PCR tests for hemoplasmas vary in their ability to detect and identify different species, and so it is best to consult with
your diagnostic laboratory to determine the species identified. Treatment of hemoplasmosis involves use of doxycycline (10
mg/kg PO q24h) for 2 weeks. Cats that do not tolerate doxycycline may be treated with enrofloxacin as an alternative. Blood
transfusions may also be necessary. Concurrent prednisone therapy to treat secondary immune-mediated hemolytic anemia is controversial
and should be avoided if possible, as glucocorticoids have the potential to reactivate latent hemoplasma infections. Although
anemia resolves in treated cats, most cats remain latently infected, and disease may reappear following immunosuppression
or concurrent illness. Antimicrobials may be less effective in cats infected with Mhm.

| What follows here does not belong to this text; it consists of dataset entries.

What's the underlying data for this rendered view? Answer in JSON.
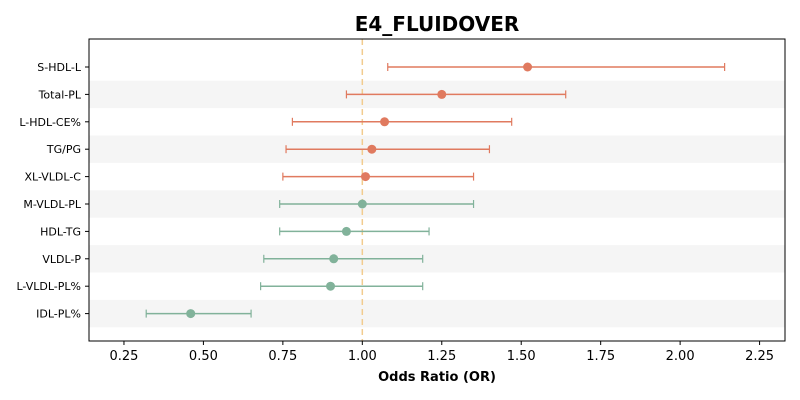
{
  "chart_data": {
    "type": "forest",
    "title": "E4_FLUIDOVER",
    "xlabel": "Odds Ratio (OR)",
    "xlim": [
      0.14,
      2.33
    ],
    "xticks": [
      0.25,
      0.5,
      0.75,
      1.0,
      1.25,
      1.5,
      1.75,
      2.0,
      2.25
    ],
    "xtick_labels": [
      "0.25",
      "0.50",
      "0.75",
      "1.00",
      "1.25",
      "1.50",
      "1.75",
      "2.00",
      "2.25"
    ],
    "reference_line": 1.0,
    "grid": false,
    "colors": {
      "increased": "#e07a5f",
      "decreased": "#81b29a",
      "reference": "#f2cc8f",
      "band": "#f5f5f5"
    },
    "rows": [
      {
        "label": "S-HDL-L",
        "or": 1.52,
        "lower": 1.08,
        "upper": 2.14,
        "group": "increased"
      },
      {
        "label": "Total-PL",
        "or": 1.25,
        "lower": 0.95,
        "upper": 1.64,
        "group": "increased"
      },
      {
        "label": "L-HDL-CE%",
        "or": 1.07,
        "lower": 0.78,
        "upper": 1.47,
        "group": "increased"
      },
      {
        "label": "TG/PG",
        "or": 1.03,
        "lower": 0.76,
        "upper": 1.4,
        "group": "increased"
      },
      {
        "label": "XL-VLDL-C",
        "or": 1.01,
        "lower": 0.75,
        "upper": 1.35,
        "group": "increased"
      },
      {
        "label": "M-VLDL-PL",
        "or": 1.0,
        "lower": 0.74,
        "upper": 1.35,
        "group": "decreased"
      },
      {
        "label": "HDL-TG",
        "or": 0.95,
        "lower": 0.74,
        "upper": 1.21,
        "group": "decreased"
      },
      {
        "label": "VLDL-P",
        "or": 0.91,
        "lower": 0.69,
        "upper": 1.19,
        "group": "decreased"
      },
      {
        "label": "L-VLDL-PL%",
        "or": 0.9,
        "lower": 0.68,
        "upper": 1.19,
        "group": "decreased"
      },
      {
        "label": "IDL-PL%",
        "or": 0.46,
        "lower": 0.32,
        "upper": 0.65,
        "group": "decreased"
      }
    ]
  }
}
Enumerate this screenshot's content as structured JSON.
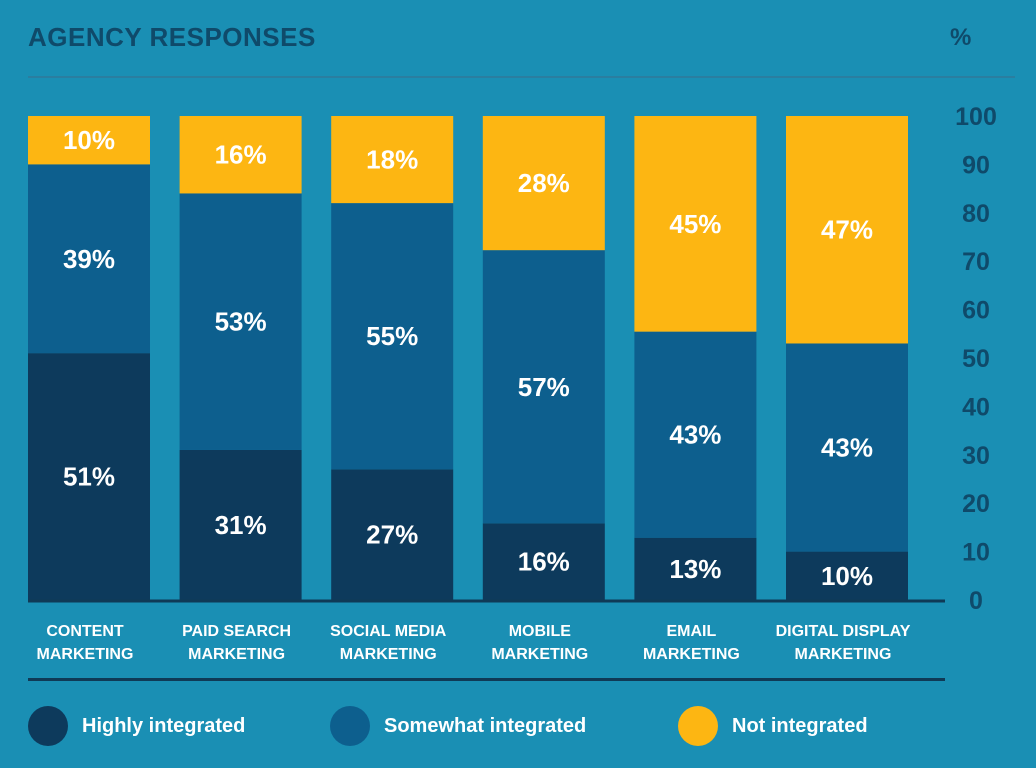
{
  "header": {
    "title": "AGENCY RESPONSES",
    "unit": "%"
  },
  "chart_data": {
    "type": "bar",
    "stacked": true,
    "categories": [
      [
        "CONTENT",
        "MARKETING"
      ],
      [
        "PAID SEARCH",
        "MARKETING"
      ],
      [
        "SOCIAL MEDIA",
        "MARKETING"
      ],
      [
        "MOBILE",
        "MARKETING"
      ],
      [
        "EMAIL",
        "MARKETING"
      ],
      [
        "DIGITAL DISPLAY",
        "MARKETING"
      ]
    ],
    "series": [
      {
        "name": "Highly integrated",
        "color": "#0d3a5c",
        "values": [
          51,
          31,
          27,
          16,
          13,
          10
        ]
      },
      {
        "name": "Somewhat integrated",
        "color": "#0d5f8e",
        "values": [
          39,
          53,
          55,
          57,
          43,
          43
        ]
      },
      {
        "name": "Not integrated",
        "color": "#fdb612",
        "values": [
          10,
          16,
          18,
          28,
          45,
          47
        ]
      }
    ],
    "data_labels": [
      [
        "51%",
        "31%",
        "27%",
        "16%",
        "13%",
        "10%"
      ],
      [
        "39%",
        "53%",
        "55%",
        "57%",
        "43%",
        "43%"
      ],
      [
        "10%",
        "16%",
        "18%",
        "28%",
        "45%",
        "47%"
      ]
    ],
    "y_ticks": [
      "0",
      "10",
      "20",
      "30",
      "40",
      "50",
      "60",
      "70",
      "80",
      "90",
      "100"
    ],
    "ylim": [
      0,
      100
    ],
    "y_axis_position": "right",
    "grid": false,
    "legend_position": "bottom"
  }
}
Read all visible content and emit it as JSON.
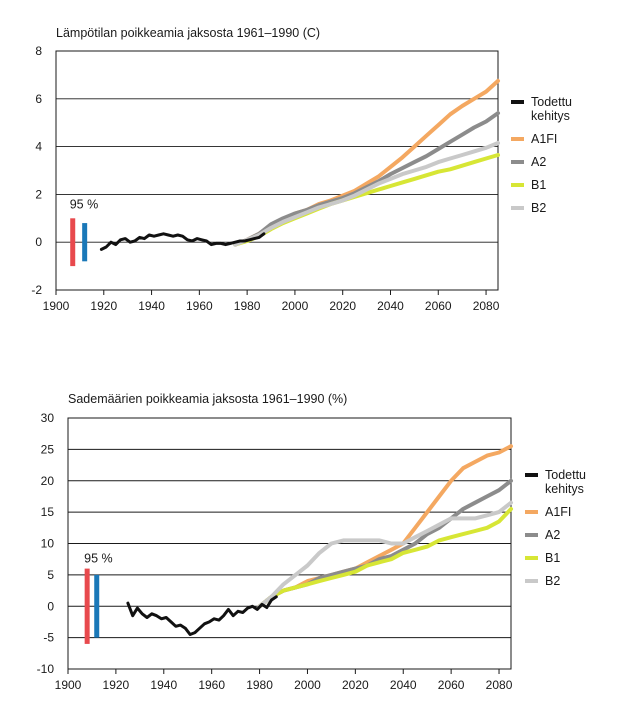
{
  "chart_data": [
    {
      "type": "line",
      "title": "Lämpötilan poikkeamia jaksosta 1961–1990 (C)",
      "xlabel": "",
      "ylabel": "",
      "xlim": [
        1900,
        2085
      ],
      "ylim": [
        -2,
        8
      ],
      "xticks": [
        1900,
        1920,
        1940,
        1960,
        1980,
        2000,
        2020,
        2040,
        2060,
        2080
      ],
      "yticks": [
        -2,
        0,
        2,
        4,
        6,
        8
      ],
      "grid": true,
      "confidence_label": "95 %",
      "confidence_bars": [
        {
          "x": 1907,
          "low": -1.0,
          "high": 1.0,
          "color": "#e8494d"
        },
        {
          "x": 1912,
          "low": -0.8,
          "high": 0.8,
          "color": "#1a78b8"
        }
      ],
      "series": [
        {
          "name": "Todettu kehitys",
          "color": "#111111",
          "width": 3,
          "x": [
            1919,
            1921,
            1923,
            1925,
            1927,
            1929,
            1931,
            1933,
            1935,
            1937,
            1939,
            1941,
            1943,
            1945,
            1947,
            1949,
            1951,
            1953,
            1955,
            1957,
            1959,
            1961,
            1963,
            1965,
            1967,
            1969,
            1971,
            1973,
            1975,
            1977,
            1979,
            1981,
            1983,
            1985,
            1987
          ],
          "y": [
            -0.3,
            -0.2,
            0.0,
            -0.1,
            0.1,
            0.15,
            0.0,
            0.05,
            0.2,
            0.15,
            0.3,
            0.25,
            0.3,
            0.35,
            0.3,
            0.25,
            0.3,
            0.25,
            0.1,
            0.05,
            0.15,
            0.1,
            0.05,
            -0.1,
            -0.05,
            -0.05,
            -0.1,
            -0.05,
            0.0,
            0.05,
            0.05,
            0.1,
            0.15,
            0.2,
            0.35
          ]
        },
        {
          "name": "A1FI",
          "color": "#f4a861",
          "width": 4,
          "x": [
            1975,
            1980,
            1985,
            1990,
            1995,
            2000,
            2005,
            2010,
            2015,
            2020,
            2025,
            2030,
            2035,
            2040,
            2045,
            2050,
            2055,
            2060,
            2065,
            2070,
            2075,
            2080,
            2085
          ],
          "y": [
            -0.1,
            0.1,
            0.35,
            0.7,
            0.95,
            1.2,
            1.35,
            1.6,
            1.75,
            1.95,
            2.15,
            2.45,
            2.75,
            3.15,
            3.55,
            4.0,
            4.45,
            4.9,
            5.35,
            5.7,
            6.0,
            6.3,
            6.75
          ]
        },
        {
          "name": "A2",
          "color": "#8c8c8c",
          "width": 4,
          "x": [
            1975,
            1980,
            1985,
            1990,
            1995,
            2000,
            2005,
            2010,
            2015,
            2020,
            2025,
            2030,
            2035,
            2040,
            2045,
            2050,
            2055,
            2060,
            2065,
            2070,
            2075,
            2080,
            2085
          ],
          "y": [
            -0.1,
            0.1,
            0.35,
            0.75,
            1.0,
            1.2,
            1.35,
            1.55,
            1.7,
            1.85,
            2.05,
            2.3,
            2.55,
            2.85,
            3.1,
            3.35,
            3.6,
            3.9,
            4.2,
            4.5,
            4.8,
            5.05,
            5.4
          ]
        },
        {
          "name": "B1",
          "color": "#d7e635",
          "width": 4,
          "x": [
            1975,
            1980,
            1985,
            1990,
            1995,
            2000,
            2005,
            2010,
            2015,
            2020,
            2025,
            2030,
            2035,
            2040,
            2045,
            2050,
            2055,
            2060,
            2065,
            2070,
            2075,
            2080,
            2085
          ],
          "y": [
            -0.1,
            0.05,
            0.25,
            0.55,
            0.8,
            1.0,
            1.2,
            1.4,
            1.6,
            1.75,
            1.9,
            2.05,
            2.2,
            2.35,
            2.5,
            2.65,
            2.8,
            2.95,
            3.05,
            3.2,
            3.35,
            3.5,
            3.65
          ]
        },
        {
          "name": "B2",
          "color": "#c9c9c9",
          "width": 4,
          "x": [
            1975,
            1980,
            1985,
            1990,
            1995,
            2000,
            2005,
            2010,
            2015,
            2020,
            2025,
            2030,
            2035,
            2040,
            2045,
            2050,
            2055,
            2060,
            2065,
            2070,
            2075,
            2080,
            2085
          ],
          "y": [
            -0.1,
            0.1,
            0.3,
            0.6,
            0.85,
            1.05,
            1.25,
            1.45,
            1.6,
            1.75,
            1.95,
            2.2,
            2.45,
            2.65,
            2.85,
            3.0,
            3.15,
            3.35,
            3.5,
            3.65,
            3.8,
            3.95,
            4.15
          ]
        }
      ]
    },
    {
      "type": "line",
      "title": "Sademäärien poikkeamia jaksosta 1961–1990 (%)",
      "xlabel": "",
      "ylabel": "",
      "xlim": [
        1900,
        2085
      ],
      "ylim": [
        -10,
        30
      ],
      "xticks": [
        1900,
        1920,
        1940,
        1960,
        1980,
        2000,
        2020,
        2040,
        2060,
        2080
      ],
      "yticks": [
        -10,
        -5,
        0,
        5,
        10,
        15,
        20,
        25,
        30
      ],
      "grid": true,
      "confidence_label": "95 %",
      "confidence_bars": [
        {
          "x": 1908,
          "low": -6.0,
          "high": 6.0,
          "color": "#e8494d"
        },
        {
          "x": 1912,
          "low": -5.0,
          "high": 5.0,
          "color": "#1a78b8"
        }
      ],
      "series": [
        {
          "name": "Todettu kehitys",
          "color": "#111111",
          "width": 3,
          "x": [
            1925,
            1927,
            1929,
            1931,
            1933,
            1935,
            1937,
            1939,
            1941,
            1943,
            1945,
            1947,
            1949,
            1951,
            1953,
            1955,
            1957,
            1959,
            1961,
            1963,
            1965,
            1967,
            1969,
            1971,
            1973,
            1975,
            1977,
            1979,
            1981,
            1983,
            1985,
            1987
          ],
          "y": [
            0.5,
            -1.5,
            -0.3,
            -1.2,
            -1.8,
            -1.2,
            -1.5,
            -2.0,
            -1.8,
            -2.5,
            -3.2,
            -3.0,
            -3.5,
            -4.5,
            -4.2,
            -3.5,
            -2.8,
            -2.5,
            -2.0,
            -2.2,
            -1.5,
            -0.5,
            -1.5,
            -0.8,
            -1.0,
            -0.3,
            0.0,
            -0.5,
            0.3,
            -0.2,
            1.0,
            1.5
          ]
        },
        {
          "name": "A1FI",
          "color": "#f4a861",
          "width": 4,
          "x": [
            1980,
            1985,
            1990,
            1995,
            2000,
            2005,
            2010,
            2015,
            2020,
            2025,
            2030,
            2035,
            2040,
            2045,
            2050,
            2055,
            2060,
            2065,
            2070,
            2075,
            2080,
            2085
          ],
          "y": [
            0.0,
            1.5,
            2.5,
            3.0,
            4.0,
            4.5,
            5.0,
            5.5,
            6.0,
            7.0,
            8.0,
            9.0,
            10.0,
            12.5,
            15.0,
            17.5,
            20.0,
            22.0,
            23.0,
            24.0,
            24.5,
            25.5
          ]
        },
        {
          "name": "A2",
          "color": "#8c8c8c",
          "width": 4,
          "x": [
            1980,
            1985,
            1990,
            1995,
            2000,
            2005,
            2010,
            2015,
            2020,
            2025,
            2030,
            2035,
            2040,
            2045,
            2050,
            2055,
            2060,
            2065,
            2070,
            2075,
            2080,
            2085
          ],
          "y": [
            0.0,
            1.5,
            2.5,
            3.0,
            3.5,
            4.5,
            5.0,
            5.5,
            6.0,
            6.5,
            7.5,
            8.0,
            9.0,
            10.0,
            11.5,
            12.5,
            14.0,
            15.5,
            16.5,
            17.5,
            18.5,
            20.0
          ]
        },
        {
          "name": "B1",
          "color": "#d7e635",
          "width": 4,
          "x": [
            1980,
            1985,
            1990,
            1995,
            2000,
            2005,
            2010,
            2015,
            2020,
            2025,
            2030,
            2035,
            2040,
            2045,
            2050,
            2055,
            2060,
            2065,
            2070,
            2075,
            2080,
            2085
          ],
          "y": [
            0.0,
            1.5,
            2.5,
            3.0,
            3.5,
            4.0,
            4.5,
            5.0,
            5.5,
            6.5,
            7.0,
            7.5,
            8.5,
            9.0,
            9.5,
            10.5,
            11.0,
            11.5,
            12.0,
            12.5,
            13.5,
            15.5
          ]
        },
        {
          "name": "B2",
          "color": "#c9c9c9",
          "width": 4,
          "x": [
            1980,
            1985,
            1990,
            1995,
            2000,
            2005,
            2010,
            2015,
            2020,
            2025,
            2030,
            2035,
            2040,
            2045,
            2050,
            2055,
            2060,
            2065,
            2070,
            2075,
            2080,
            2085
          ],
          "y": [
            0.0,
            1.5,
            3.5,
            5.0,
            6.5,
            8.5,
            10.0,
            10.5,
            10.5,
            10.5,
            10.5,
            10.0,
            10.0,
            11.0,
            12.0,
            13.0,
            14.0,
            14.0,
            14.0,
            14.5,
            15.0,
            16.5
          ]
        }
      ]
    }
  ],
  "legend": {
    "items": [
      {
        "label": "Todettu\nkehitys",
        "color": "#111111"
      },
      {
        "label": "A1FI",
        "color": "#f4a861"
      },
      {
        "label": "A2",
        "color": "#8c8c8c"
      },
      {
        "label": "B1",
        "color": "#d7e635"
      },
      {
        "label": "B2",
        "color": "#c9c9c9"
      }
    ]
  }
}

Cytauxzoon felis is a protozoal organism that belongs to the family Theileriidae. Infection most commonly occurs in cats with access to the
outdoors in southern and some Midwestern states, and has been recently recognized along the Atlantic coast. It is transmitted
by the bite of an infected tick (Dermacentor variabilis), and infection of cats generally results in rapid death within days of initial illness. The reservoir host is the bobcat,
Lynx rufus. The organism initially forms schizonts in mononuclear phagocytes, which can become extremely large and obstruct venules throughout
a variety of organs. Merozoites that are then released from the schizonts infect erythrocytes. The schizogonous phase in the
bobcat host is brief and non-fatal, but in domestic cats is associated with disseminated intravascular coagulation (DIC) and
multiple organ failure. The tick vector appears to be necessary for disease to occur. Clinical signs occur approximately 2
weeks after infection and include anorexia, lethargy, pyrexia (which may be pronounced), icterus, and pallor. Laboratory findings
include non-regenerative anemia, leukocytosis, thrombocytopenia, hyperbilirubinemia, hyperglycemia, liver enzyme elevations,
hypoalbuminemia, and evidence of DIC. Erythrocytic piroplasms may be seen on blood smears, or schizonts may be seen in tissue
monocytes on spleen or liver aspirates. PCR assays are also available. Antiprotozoal therapy has not been proven to be useful
for treatment of these infections. Azithromycin and atovaquone are currently being examined for their efficacy, with initial
promising results. In recent years, some cats have been identified that have survived infection, possibly because of appearance
of less virulent strains or better host immunity.